Today’s song rec: “Last Minute” x Kitty
I didn’t have much of a fun anecdote for this one when I first wrote it about a week ago, but now I feel like I have a little more to add. First, here are some music discovery tips for Spotify users:
My favorite method: Type in random words into the search bar and filter by playlist. You’ll see how random people interpret those terms via music curation. A basic one is something like “fading sunsets,” but you could get pretty niche with terms like, “hospitalcore” or “mitochondria is the powerhouse of the cell.”
On desktop, find an artist you like (this works better with smaller or more niche artists) and scroll all the way down just before you hit the artist bio.
There’s a section called “Discovered on” where you can see other users’ playlists that feature the artist’s songs, and you can rummage through those to find new music. Spotify very often boosts its own native playlists before user playlists, but just keep an eye out for the chaotically named ones made by randos. Those are fun.
This is all to say that I found “Last Minute” by Kitty a few weeks ago on a playlist called “serving cunt💦😷💞.” For the life of me, I can’t find what rabbit hole actually led me there, but I know definitively that it was through method #2.
In any case, this song changed my life. I have no idea if Kitty is actually a big name, but apparently, she has 3-4 different active musical projects, each sounding completely distinct from the other. I think this ultimately means she is an actual musical genius.
Back in 2012, Jon Caramanica wrote an extremely 2012 NYT Critic’s Notebook mentioning Kitty (at the time, Kitty Pryde) as among the best within a cohort of chronically online scene queen female rappers. Now, as a solo musician, she’s much more a hyperpop princess.
“Last Minute” is one of the most present, magnetic, potent and addicting songs I’ve heard in a long time. It’s actual synthpop crack, or maybe a potion that makes your whole brain evaporate into celestial lust.

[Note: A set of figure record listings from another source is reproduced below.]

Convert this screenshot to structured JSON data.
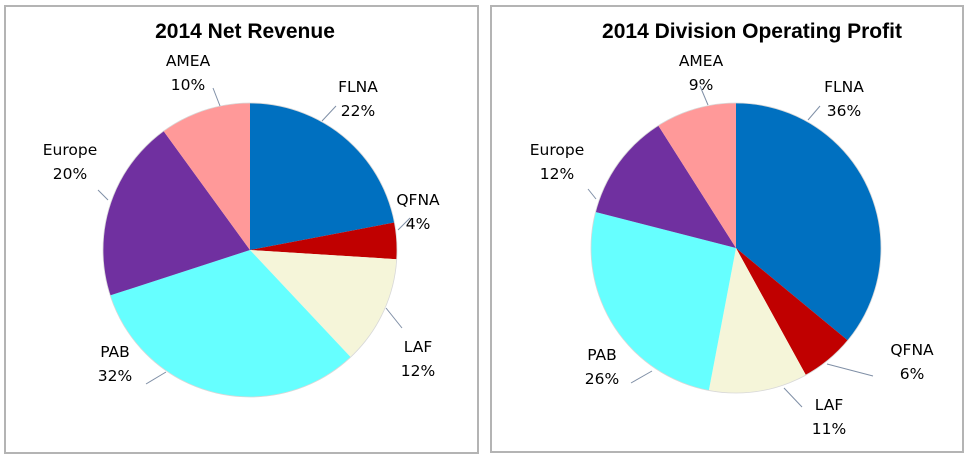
{
  "chart_data": [
    {
      "type": "pie",
      "title": "2014 Net Revenue",
      "start_angle_deg": 0,
      "direction": "clockwise",
      "slices": [
        {
          "label": "FLNA",
          "value": 22,
          "pct_label": "22%",
          "color": "#0070c0"
        },
        {
          "label": "QFNA",
          "value": 4,
          "pct_label": "4%",
          "color": "#c00000"
        },
        {
          "label": "LAF",
          "value": 12,
          "pct_label": "12%",
          "color": "#f5f5d9"
        },
        {
          "label": "PAB",
          "value": 32,
          "pct_label": "32%",
          "color": "#66ffff"
        },
        {
          "label": "Europe",
          "value": 20,
          "pct_label": "20%",
          "color": "#7030a0"
        },
        {
          "label": "AMEA",
          "value": 10,
          "pct_label": "10%",
          "color": "#ff9999"
        }
      ]
    },
    {
      "type": "pie",
      "title": "2014 Division Operating Profit",
      "start_angle_deg": 0,
      "direction": "clockwise",
      "slices": [
        {
          "label": "FLNA",
          "value": 36,
          "pct_label": "36%",
          "color": "#0070c0"
        },
        {
          "label": "QFNA",
          "value": 6,
          "pct_label": "6%",
          "color": "#c00000"
        },
        {
          "label": "LAF",
          "value": 11,
          "pct_label": "11%",
          "color": "#f5f5d9"
        },
        {
          "label": "PAB",
          "value": 26,
          "pct_label": "26%",
          "color": "#66ffff"
        },
        {
          "label": "Europe",
          "value": 12,
          "pct_label": "12%",
          "color": "#7030a0"
        },
        {
          "label": "AMEA",
          "value": 9,
          "pct_label": "9%",
          "color": "#ff9999"
        }
      ]
    }
  ]
}
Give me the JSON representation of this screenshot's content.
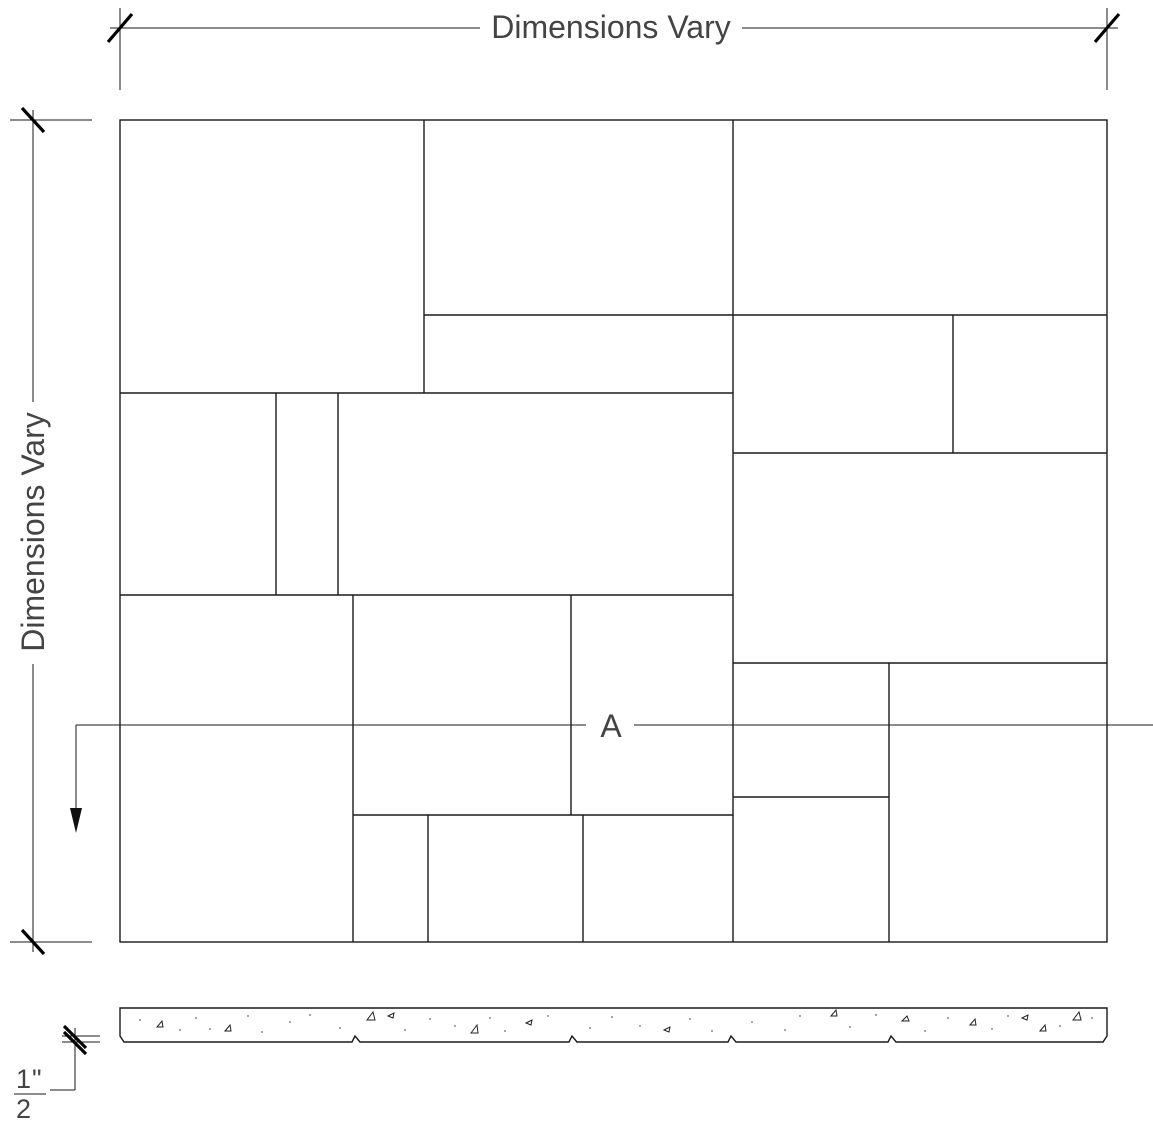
{
  "dimension_top_label": "Dimensions Vary",
  "dimension_left_label": "Dimensions Vary",
  "section_marker_label": "A",
  "thickness": {
    "numerator": "1",
    "inch_mark": "\"",
    "denominator": "2"
  }
}
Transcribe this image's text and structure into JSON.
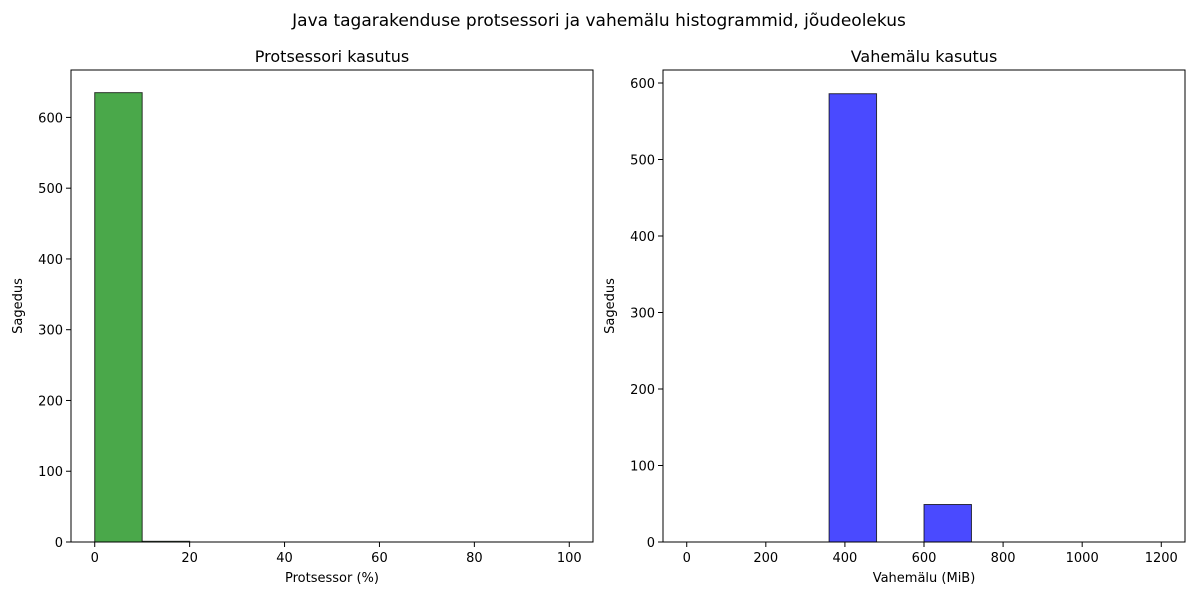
{
  "figure": {
    "suptitle": "Java tagarakenduse protsessori ja vahemälu histogrammid, jõudeolekus"
  },
  "chart_data": [
    {
      "type": "bar",
      "title": "Protsessori kasutus",
      "xlabel": "Protsessor (%)",
      "ylabel": "Sagedus",
      "xlim": [
        -5,
        105
      ],
      "ylim": [
        0,
        667
      ],
      "xticks": [
        0,
        20,
        40,
        60,
        80,
        100
      ],
      "yticks": [
        0,
        100,
        200,
        300,
        400,
        500,
        600
      ],
      "bins": [
        {
          "x0": 0,
          "x1": 10,
          "count": 635
        },
        {
          "x0": 10,
          "x1": 20,
          "count": 1
        },
        {
          "x0": 20,
          "x1": 30,
          "count": 0
        },
        {
          "x0": 30,
          "x1": 40,
          "count": 0
        },
        {
          "x0": 40,
          "x1": 50,
          "count": 0
        },
        {
          "x0": 50,
          "x1": 60,
          "count": 0
        },
        {
          "x0": 60,
          "x1": 70,
          "count": 0
        },
        {
          "x0": 70,
          "x1": 80,
          "count": 0
        },
        {
          "x0": 80,
          "x1": 90,
          "count": 0
        },
        {
          "x0": 90,
          "x1": 100,
          "count": 0
        }
      ],
      "color": "#4aa84a",
      "edgecolor": "#000000",
      "grid": false
    },
    {
      "type": "bar",
      "title": "Vahemälu kasutus",
      "xlabel": "Vahemälu (MiB)",
      "ylabel": "Sagedus",
      "xlim": [
        -60,
        1260
      ],
      "ylim": [
        0,
        617
      ],
      "xticks": [
        0,
        200,
        400,
        600,
        800,
        1000,
        1200
      ],
      "yticks": [
        0,
        100,
        200,
        300,
        400,
        500,
        600
      ],
      "bins": [
        {
          "x0": 0,
          "x1": 120,
          "count": 0
        },
        {
          "x0": 120,
          "x1": 240,
          "count": 0
        },
        {
          "x0": 240,
          "x1": 360,
          "count": 0
        },
        {
          "x0": 360,
          "x1": 480,
          "count": 586
        },
        {
          "x0": 480,
          "x1": 600,
          "count": 0
        },
        {
          "x0": 600,
          "x1": 720,
          "count": 49
        },
        {
          "x0": 720,
          "x1": 840,
          "count": 0
        },
        {
          "x0": 840,
          "x1": 960,
          "count": 0
        },
        {
          "x0": 960,
          "x1": 1080,
          "count": 0
        },
        {
          "x0": 1080,
          "x1": 1200,
          "count": 0
        }
      ],
      "color": "#4a4aff",
      "edgecolor": "#000000",
      "grid": false
    }
  ]
}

“She doesn’t rap because it’s funny or novel, but rather because it’s simply the best and most comfortable tool available to her,” Caramanica wrote 11 years ago. “The results so far, while almost no one has been watching, have the intimacy and comfort of private recordings. They transfix.”
She sounds infinitely more refined today, but has held on tight to a level of authenticity despite her solo work being largely glossy and synthetic. It still carries the intimacy of being let into someone’s private, chaotic, cyclonic thoughts. That’s all I can hope for from my own craft too — which is not so much writing as it is oversharing to nobody and everybody all at once, all the time.
It’s funny, when I started writing this blurb I didn’t have much to say about the lyrical contents of this song. It just sounded perfect without being discernably relatable to me. A mere week later, I am a different person! I recognize the passing sugary psychosis of manic infatuation.
This song accompanied me in a floaty state of no thoughts, just crushin’ for the last month, and, I don’t know about you, but for me and Kitty, our states of falling (or whatever) are absolute natural disasters with simply no poise and pure chaos. I was super positive and he was stupid dope, Kitty. Like her, I said a lot — and I'm probably not terrible for it — but boy howdy, did I say a lot.
For today, at least, I’ll keep the rest of this story for my non-existent diary. But I hope that you are in a sugary psychosis of manic infatuation, reader, because it’s fun and because it makes this song 100 times better. I love you all, xoxo.